To those who aren’t interested in the philosophies or processes behind the art, certain pieces may be too modern or unapproachable. French artist Frederic Sanchez’s stacks of brown canvasses are painted so smoothly they almost resemble UPS packaging and are propped against a wall. They look intriguing or unfinished, depending on the viewer.
In a back room, what look like candy-like blobs of stained glass — but are internet images of casualties in Afghanistan, Iraq and Gaza that were purposefully misprinted and warped by Paul Qaysi — share space with 12 ghostly black-and-white photograms made with expired analog photography paper, which Boston-based artist Jeannie Simms produced by using the gelatin photo sheets to pleasure herself in the dark before ultimately exposing them to light.
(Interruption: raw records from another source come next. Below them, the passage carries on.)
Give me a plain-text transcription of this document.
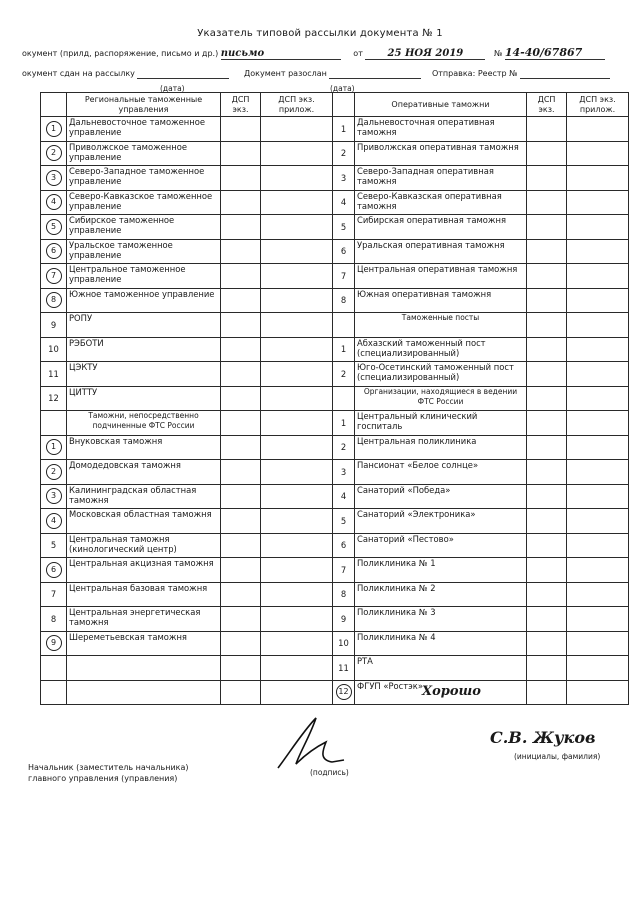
Указатель типовой рассылки документа № 1
окумент (прилд, распоряжение, письмо и др.) письмо	от 25 НОЯ 2019	№ 14-40/67867
окумент сдан на рассылку	Документ разослан	Отправка: Реестр №
(дата)	(дата)
	Региональные таможенные управления	ДСП экз.	ДСП экз. прилож.		Оперативные таможни	ДСП экз.	ДСП экз. прилож.
1	Дальневосточное таможенное управление			1	Дальневосточная оперативная таможня		
2	Приволжское таможенное управление			2	Приволжская оперативная таможня		
3	Северо-Западное таможенное управление			3	Северо-Западная оперативная таможня		
4	Северо-Кавказское таможенное управление			4	Северо-Кавказская оперативная таможня		
5	Сибирское таможенное управление			5	Сибирская оперативная таможня		
6	Уральское таможенное управление			6	Уральская оперативная таможня		
7	Центральное таможенное управление			7	Центральная оперативная таможня		
8	Южное таможенное управление			8	Южная оперативная таможня		
9	РОПУ				Таможенные посты		
10	РЭБОТИ			1	Абхазский таможенный пост (специализированный)		
11	ЦЭКТУ			2	Юго-Осетинский таможенный пост (специализированный)		
12	ЦИТТУ				Организации, находящиеся в ведении ФТС России		
	Таможни, непосредственно подчиненные ФТС России			1	Центральный клинический госпиталь		
1	Внуковская таможня			2	Центральная поликлиника		
2	Домодедовская таможня			3	Пансионат «Белое солнце»		
3	Калининградская областная таможня			4	Санаторий «Победа»		
4	Московская областная таможня			5	Санаторий «Электроника»		
5	Центральная таможня (кинологический центр)			6	Санаторий «Пестово»		
6	Центральная акцизная таможня			7	Поликлиника № 1		
7	Центральная базовая таможня			8	Поликлиника № 2		
8	Центральная энергетическая таможня			9	Поликлиника № 3		
9	Шереметьевская таможня			10	Поликлиника № 4		
				11	РТА		
				12	ФГУП «Ростэк»		Хорошо
С.В. Жуков
Начальник (заместитель начальника) главного управления (управления)
(подпись)
(инициалы, фамилия)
The act, Simms said, was a homage to the dying analog art form, but squeamish modern art skeptics may head for the door.
One particularly enchanting series of pencil drawings, titled “Fire in Woods I, II, III and IV,” is by Boston-based artist Ashley Billingsley. The scene depicted in all four drawings was inspired by only 20 seconds of footage in the film classic “Seven Samurai,” in which the warriors light a bonfire before the climactic battle.
The drawings, created upon drafting film for a lustrous and haunting touch, recreate the sensation of having to adjust to the jarring darkness of untamed nature at night. The textures at play in Billingsley’s work are mesmerizing and the moment she spotlights prompts a meditation on the present.
“We’re always bringing our shorthand of interpreting,” she said.